Quel est le poids du nom d’un auteur célèbre? Jusqu’où peut aller l’intention de démolir l’image d’un auteur dont la naissance et la construction ont été les processus difficiles d’une vie entière ? L’œuvre n’a-t-elle pas la même valeur si on change de signature ? Dans quelle mesure l’œuvre de Duras est-elle connue de ses lecteurs et surtout de ses éditeurs ? Publie-t-on le nom ou l’œuvre d’un auteur ? Voici quelques questions que suscite la supercherie éditoriale dont Duras est l’objet en 1992. Ce n’est pas tout à fait une parodie, quoique le geste rappelle l’initiative rambaldienne à l’égard de Duras, ce n’est pas un plagiat non plus, même pas un pastiche. Et pourtant, c’est une forme plaisante de réception d’un écrivain, qui peut tourner en éreintement si elle est perçue comme un essai de détruire la réputation de Duras.

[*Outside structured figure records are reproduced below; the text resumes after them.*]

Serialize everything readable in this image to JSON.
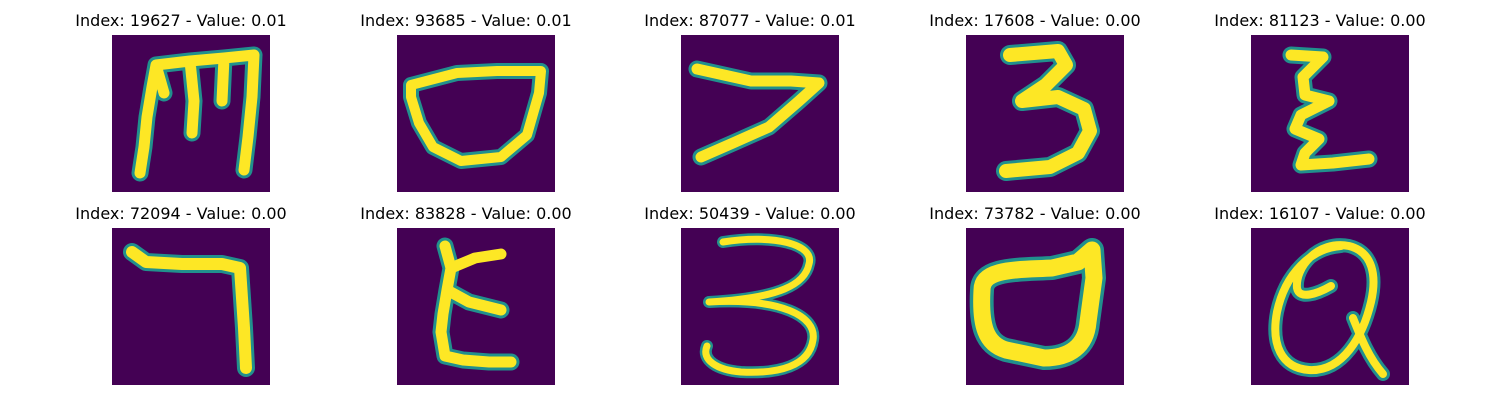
{
  "figure": {
    "background_color": "#440154",
    "stroke_color": "#fde725",
    "edge_color": "#21908d",
    "panels": [
      {
        "title": "Index: 19627 - Value: 0.01",
        "glyph": "handwritten-m-like-glyph"
      },
      {
        "title": "Index: 93685 - Value: 0.01",
        "glyph": "handwritten-bowl-glyph"
      },
      {
        "title": "Index: 87077 - Value: 0.01",
        "glyph": "handwritten-angle-glyph"
      },
      {
        "title": "Index: 17608 - Value: 0.00",
        "glyph": "handwritten-3-like-glyph"
      },
      {
        "title": "Index: 81123 - Value: 0.00",
        "glyph": "handwritten-zigzag-glyph"
      },
      {
        "title": "Index: 72094 - Value: 0.00",
        "glyph": "handwritten-7-like-glyph"
      },
      {
        "title": "Index: 83828 - Value: 0.00",
        "glyph": "handwritten-epsilon-glyph"
      },
      {
        "title": "Index: 50439 - Value: 0.00",
        "glyph": "handwritten-3-curly-glyph"
      },
      {
        "title": "Index: 73782 - Value: 0.00",
        "glyph": "handwritten-d-like-glyph"
      },
      {
        "title": "Index: 16107 - Value: 0.00",
        "glyph": "handwritten-loop-glyph"
      }
    ]
  }
}
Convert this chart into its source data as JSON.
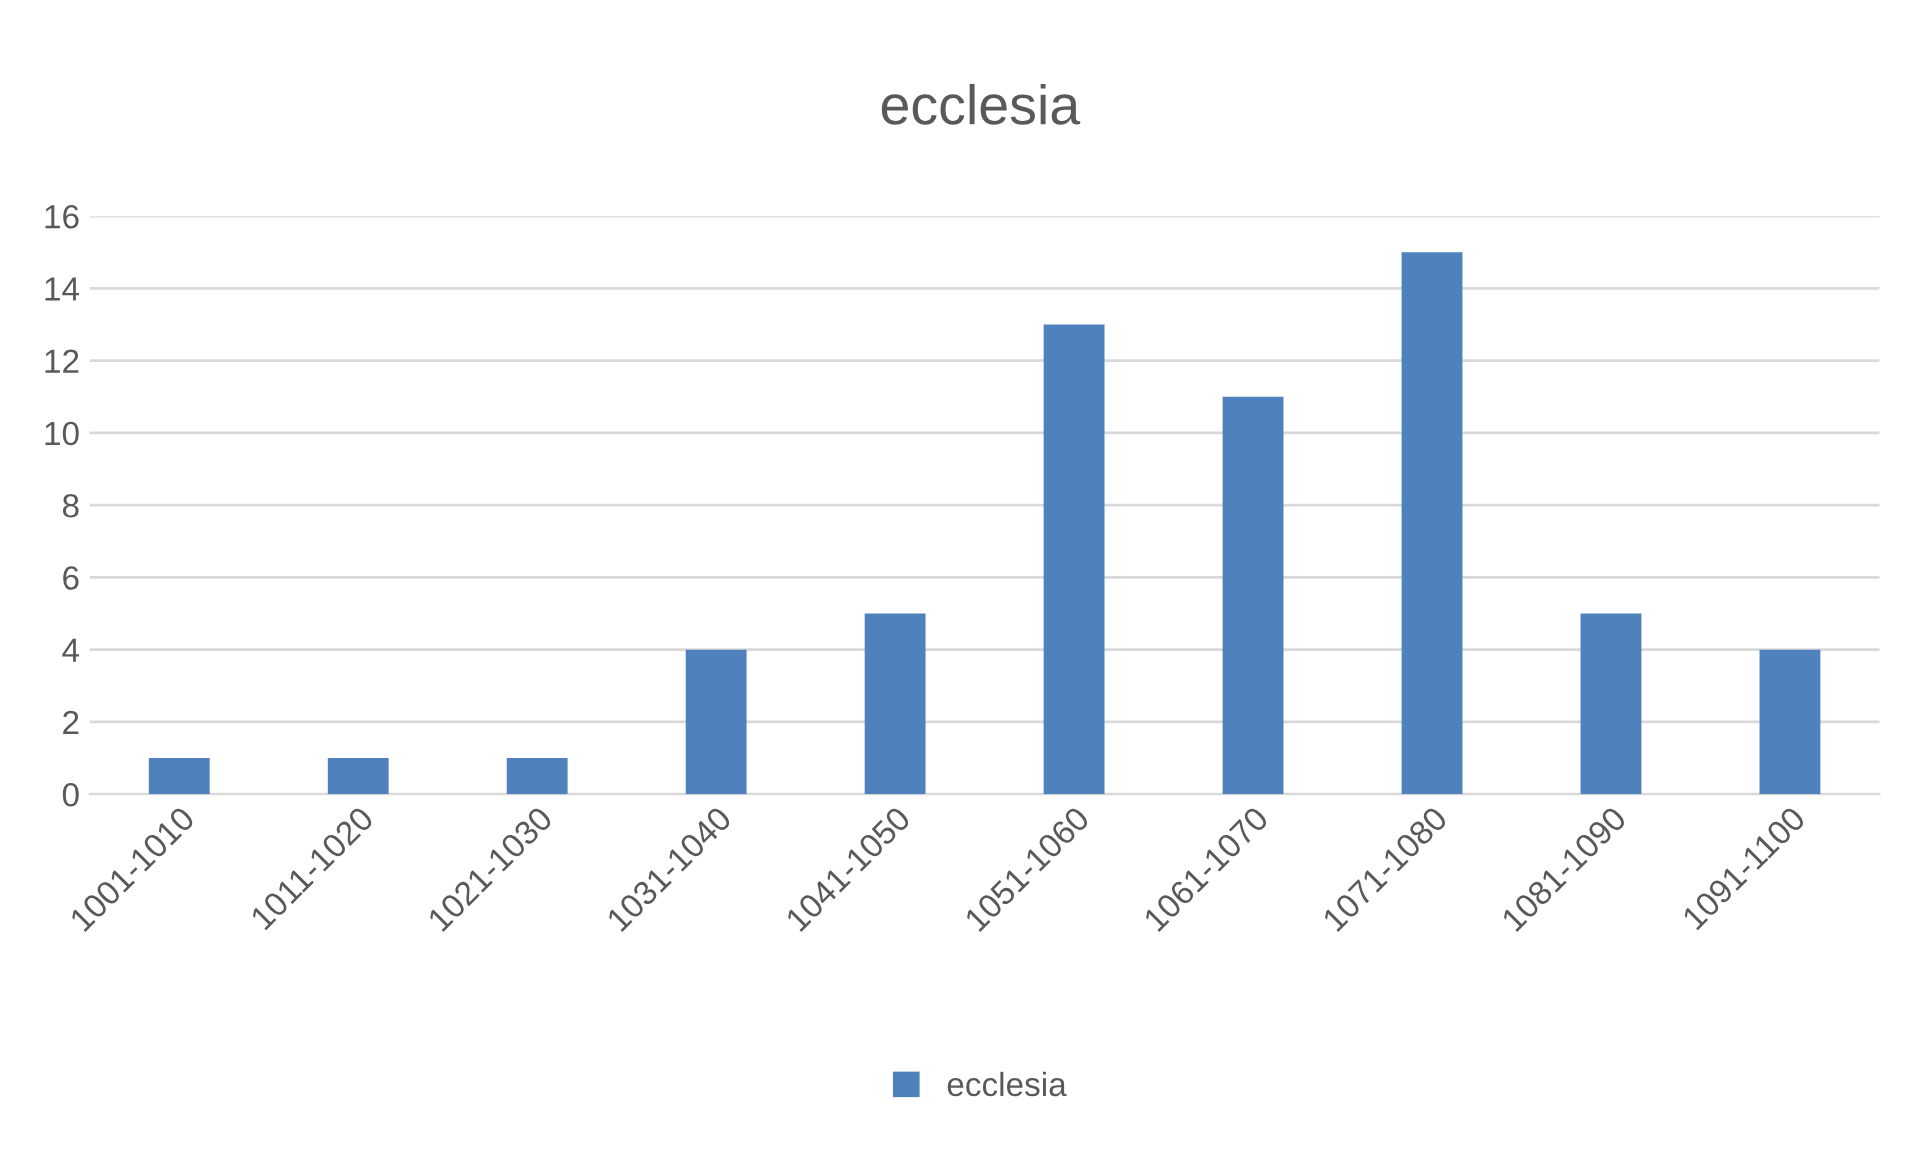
{
  "chart_data": {
    "type": "bar",
    "title": "ecclesia",
    "categories": [
      "1001-1010",
      "1011-1020",
      "1021-1030",
      "1031-1040",
      "1041-1050",
      "1051-1060",
      "1061-1070",
      "1071-1080",
      "1081-1090",
      "1091-1100"
    ],
    "series": [
      {
        "name": "ecclesia",
        "color": "#4f81bd",
        "values": [
          1,
          1,
          1,
          4,
          5,
          13,
          11,
          15,
          5,
          4
        ]
      }
    ],
    "ylim": [
      0,
      16
    ],
    "yticks": [
      0,
      2,
      4,
      6,
      8,
      10,
      12,
      14,
      16
    ],
    "grid": "y",
    "legend": "bottom"
  }
}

Toutefois, l’auteur de ce geste critique dit n’avoir eu aucune intention de mettre en cause l’œuvre durassienne et encore moins d’en profiter, comme l’on peut croire, pour régler un compte politique. 1794 C’est la relativité du jugement littéraire des années 90 qui est mise en question dont l’ « esprit déserte trop aujourd’hui la vie littéraire », comme l’on peut lire dans Le Figaro. En effet, que s’est-il passé ?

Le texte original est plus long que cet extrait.